Memorial Day Tribute to Major Albro Lynn Lundy Jr.

May 25, 2020

This Memorial Day we are featuring a tribute that was written by a fellow pilot about the father of one of our partners, Albro Lundy III.  His father is one of the thousands of heroes who gave their lives for our country and we honor them all today by remembering their sacrifice.

Memorial Day Tribute

By John R. Bucher, St. John Fisher and UCLA classmate of Albro Lundy III

It is late afternoon on December 24th, 1970.  You are a forward-deployed squadron pilot, a US Air Force (USAF) Major, and one of America’s top F-4 Phantom fighter pilots.  You are nine months into an overseas combat tour, but not in the F-4 Phantom this time, rather as a pilot in one of the most vaunted, highly respected A-1E Skyraider squadrons providing armed Search and Rescue (SAR) and Close Air Support (CAS) for downed pilots in enemy territory, one of the most formidable and noble tactical aircraft missions ever conceived.

You are 37 years of age and you have a wife and six children who live in Southern California.
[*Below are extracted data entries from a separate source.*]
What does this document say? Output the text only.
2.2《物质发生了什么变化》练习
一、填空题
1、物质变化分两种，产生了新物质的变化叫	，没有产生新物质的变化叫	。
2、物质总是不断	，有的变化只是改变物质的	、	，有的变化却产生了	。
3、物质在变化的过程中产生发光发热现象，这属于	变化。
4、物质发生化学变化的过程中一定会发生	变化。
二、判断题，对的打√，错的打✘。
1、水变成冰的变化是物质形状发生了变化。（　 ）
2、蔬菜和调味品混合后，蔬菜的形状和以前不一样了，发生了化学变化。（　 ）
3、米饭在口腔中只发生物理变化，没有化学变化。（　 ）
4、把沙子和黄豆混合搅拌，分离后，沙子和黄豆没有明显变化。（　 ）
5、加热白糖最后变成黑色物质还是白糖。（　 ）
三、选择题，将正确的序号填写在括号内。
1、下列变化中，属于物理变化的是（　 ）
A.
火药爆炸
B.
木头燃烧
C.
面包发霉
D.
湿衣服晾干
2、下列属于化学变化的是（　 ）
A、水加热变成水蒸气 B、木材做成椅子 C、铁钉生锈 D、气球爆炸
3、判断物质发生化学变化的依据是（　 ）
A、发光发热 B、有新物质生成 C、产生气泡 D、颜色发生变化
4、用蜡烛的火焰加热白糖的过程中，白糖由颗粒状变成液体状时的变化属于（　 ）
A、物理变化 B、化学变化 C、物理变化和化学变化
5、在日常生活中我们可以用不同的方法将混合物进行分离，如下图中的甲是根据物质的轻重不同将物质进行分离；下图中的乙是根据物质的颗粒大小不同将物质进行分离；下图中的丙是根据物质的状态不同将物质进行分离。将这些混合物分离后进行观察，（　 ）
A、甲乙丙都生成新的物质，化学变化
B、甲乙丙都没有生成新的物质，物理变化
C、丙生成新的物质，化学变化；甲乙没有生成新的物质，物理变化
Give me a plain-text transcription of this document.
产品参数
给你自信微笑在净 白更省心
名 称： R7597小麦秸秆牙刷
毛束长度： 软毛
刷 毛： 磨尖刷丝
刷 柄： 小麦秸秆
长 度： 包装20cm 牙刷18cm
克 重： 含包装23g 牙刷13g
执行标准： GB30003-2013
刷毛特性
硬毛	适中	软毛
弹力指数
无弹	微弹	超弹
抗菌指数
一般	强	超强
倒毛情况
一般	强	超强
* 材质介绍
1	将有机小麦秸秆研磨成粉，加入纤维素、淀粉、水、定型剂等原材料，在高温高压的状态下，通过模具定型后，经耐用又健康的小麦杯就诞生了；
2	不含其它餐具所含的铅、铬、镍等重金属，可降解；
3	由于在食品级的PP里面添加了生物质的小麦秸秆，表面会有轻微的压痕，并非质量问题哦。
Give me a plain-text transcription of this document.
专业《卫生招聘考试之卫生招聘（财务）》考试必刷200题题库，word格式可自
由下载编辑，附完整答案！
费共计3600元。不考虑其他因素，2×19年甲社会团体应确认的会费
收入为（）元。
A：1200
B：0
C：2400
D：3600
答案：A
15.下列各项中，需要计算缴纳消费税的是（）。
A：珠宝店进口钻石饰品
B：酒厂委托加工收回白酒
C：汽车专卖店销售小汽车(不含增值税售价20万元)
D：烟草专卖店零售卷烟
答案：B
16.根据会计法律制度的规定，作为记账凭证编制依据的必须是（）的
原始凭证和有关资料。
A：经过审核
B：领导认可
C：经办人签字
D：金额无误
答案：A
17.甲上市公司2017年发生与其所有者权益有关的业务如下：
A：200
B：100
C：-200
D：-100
In addition to being an Air Force fighter pilot and Skyraider rescue SAR pilot, you are a UCLA Bruin alum who previously played college basketball for Coach John Wooden, so you know a thing or two about teamwork.  At this point, you have already been awarded the Silver Star for Valor, two Distinguished Flying Crosses, the Air Force Medal, and six Air Force Commendation Medals.

It is Christmas Eve and there is no place you would rather be than at home with your family in California; however, your country has deployed you to Southeast Asia to fight and fly some of the most dangerous missions over North Central Laos and other hostile grounds. On this Christmas Eve, the flight leader of the evening’s SAR mission has unexpectedly taken himself off the flight schedule.  Other qualified flight leads are slow to step up, so you agree to be assigned this mission to provide armed cover for a SAR sortie to rescue an American pilot shot down on December 23rd over hostile territory.  In addition to the extraction rescue helicopters, you will be providing armed cover for one of the most respected, yet invisible, group of Forward Air Controllers (FACs), the world-famous Ravens.

Late Christmas Eve, as you strap into the massive Douglas Skyraider powered by the Wright 3,350 cubic inch, dual-row, 18-cylinder, supercharged radial engine, you say a prayer for your six children, wife and family back home in Southern California, and get on with the mission that has fallen into your hands because others were unable or unwilling to spend this day on what is undoubtedly one of the most dangerous categories of tactical air combat missions in existence:  low-altitude, armed SAR support. You are mindful that the Ban Ban Valley is notorious for the intensity of its enemy air defense weapons.

While the Wright R-3350 engine is the most sophisticated piston powerplant ever installed on a warbird, the engine’s complex plumbing renders it vulnerable to the intense type of anti-aircraft ground fire often encountered over Laos and other hostile territories.  Enroute to the rescue sight, after encountering heavy ground fire, there are indications of trouble as engine boost pressure tapers off, oil pressure drops and cylinder head temperatures skyrocket. Shortly thereafter, the engine begins to cough and seize, and you realize that there is only one remaining move to play, as dreadful as it may be.

You make a brief radio call to let your Sandy wingman, the Ravens and other elements of this critical rescue mission know that Sandy 03 must eject from the stricken aircraft.  You are not afraid.  Your training and fighter pilot instincts take over. You initiate ejection from the Stanley Yankee ejection seat and are literally fired by two rockets with ballistics that launch you dozens of feet out of the cockpit and above the doomed Skyraider.  What happens next is the material from which movie scripts are written (and should be in this case).

Between Christmas Eve of 1970 and April 7, 2004, your family would undergo one of the most remarkable, courageous and tortuous journeys to discover what actually happened after you ejected from your Skyraider.  Over the years, your wife, Johanna would be told conflicting and incongruous information about your aftermath.  Your brave sons would travel multiple times to Cambodia, Laos and Vietnam in search of signs of your life’s trail.  Ultimately, after a Newsweek magazine cover story that only partially revealed the subsequent scope of the quest for the truth, your remains would be returned by the government of Vietnam to the United States of America.

And, on April 7th of 2004, a division of F-16 fighting Falcons would perform a missing man formation flyover that drained every remaining tear from the solemn gathering of family and friends at Arlington National Cemetery that sunny afternoon upon your internment at this sacred site.

Your name is Major Albro Lynn Lundy, Jr.  You and your family are the shining example of why our country established Memorial Day as a national holiday.  Your sacrifice and that of the Lundy family and all other American families who suffered such losses will never be forgotten.  May God bless all Americans who gave their lives in defense of the freedom we now enjoy, and may we never take it for granted.